In a statement, Sen. Ted Cruz (R-Tex.), who filed a friend of the court brief in King v. Burwell, said that the D.C. Circuit’s decision "is a repudiation of Obamacare and all the lawlessness that has come with it."
The plaintiffs in King v. Burwell, however, were handed a setback by the 4th Circuit. The four individual plaintiffs, all of whom live in Virginia, which does not have a state-run exchange, did not want to be forced to buy health insurance, but said that if they didn’t, they’d be penalized.
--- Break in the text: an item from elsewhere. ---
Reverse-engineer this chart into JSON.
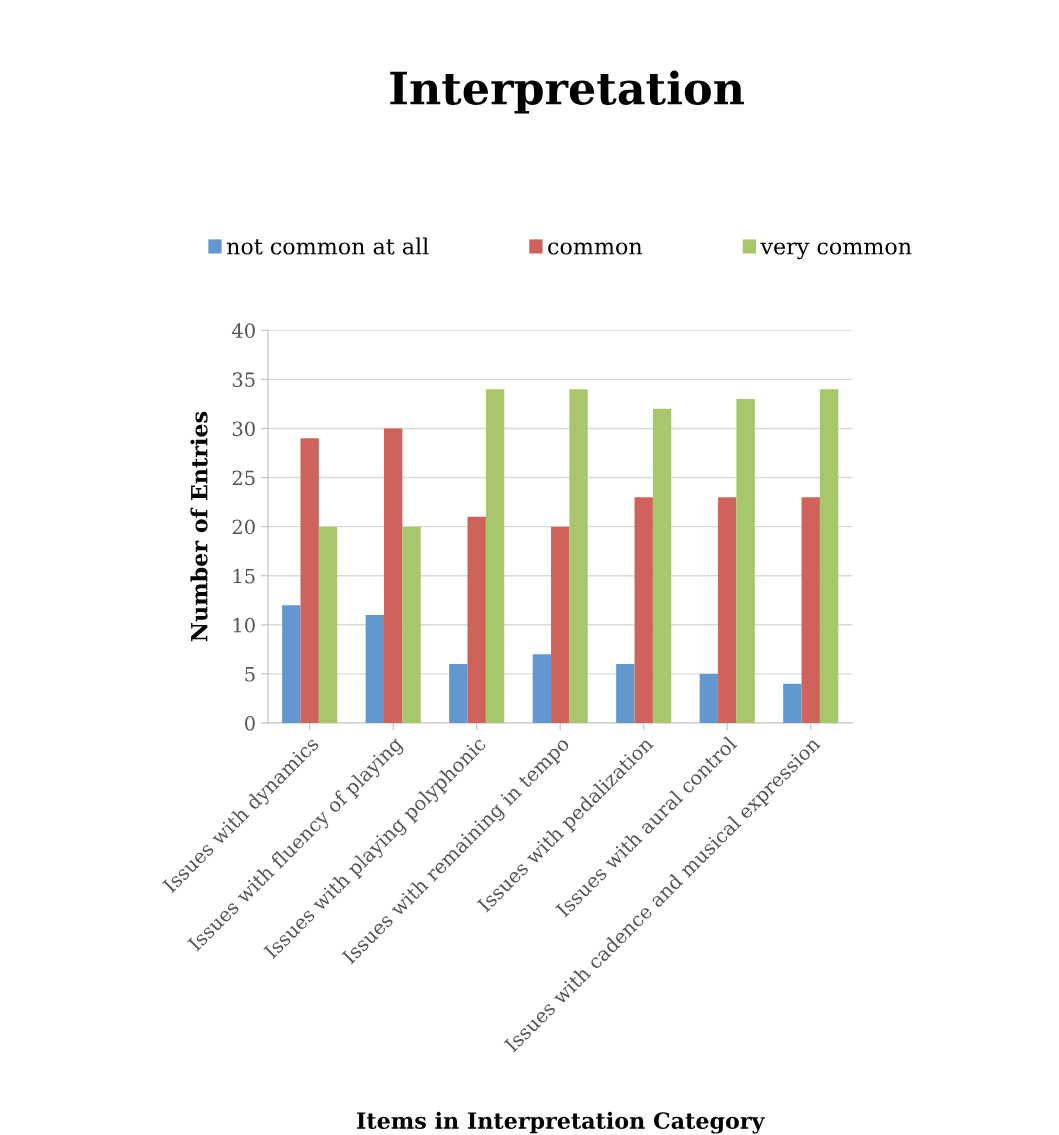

Since the ACA will give them a subsidy to buy coverage, they would be forced either to buy insurance or pay a penalty for not having coverage, they said.
They added that Congress said that only state-run marketplaces could receive federal subsidies.
The judges ruled against them, saying "we are not persuaded by the plaintiffs’ ‘coercion’ argument." They did say, however, that there was some confusion in the law. "We cannot discern whether Congress intended one way or another to make the tax credits available on HHS-facilitated exchanges," they wrote, adding that "the relevant statutory sections appear to conflict with one another, yielding different possible interpretations."
But in the end, the judges concluded that it was "clear that widely available tax credits are essential to fulfilling the Act’s primary goals and that Congress was aware of their importance when drafting the bill." Therefore, the Internal Revenue Service’s rule authorizing tax credits was "a permissible exercise of the agency’s discretion."
Mr. Cannon of the Cato Institute said that he views the 4th Circuit ruling as a kind of loss for the Obama administration because the judges said that the language in the ACA was ambiguous on the subsidies.
Families USA’s Ron Pollack, however, said that he thought the administration would ultimately prevail.
"As of today, eight judges – two federal district court judges and six appellate judges – have ruled on these challenges. Altogether, six judges have ruled that the cases should be dismissed, and only two have upheld plaintiffs’ claims," he said in a statement.
There are still more legal proceedings to be decided before there is a definitive answer on whether the subsidies – and the ACA itself – are legal. The full D.C. Circuit has to choose whether to hear the Halbig case, and the plaintiffs in the 4th Circuit could also ask for a hearing by the full panel of judges.
There are two additional major cases questioning the legality of the subsidies pending at the appeals court level.
One or all of the cases could be taken to the U.S. Supreme Court.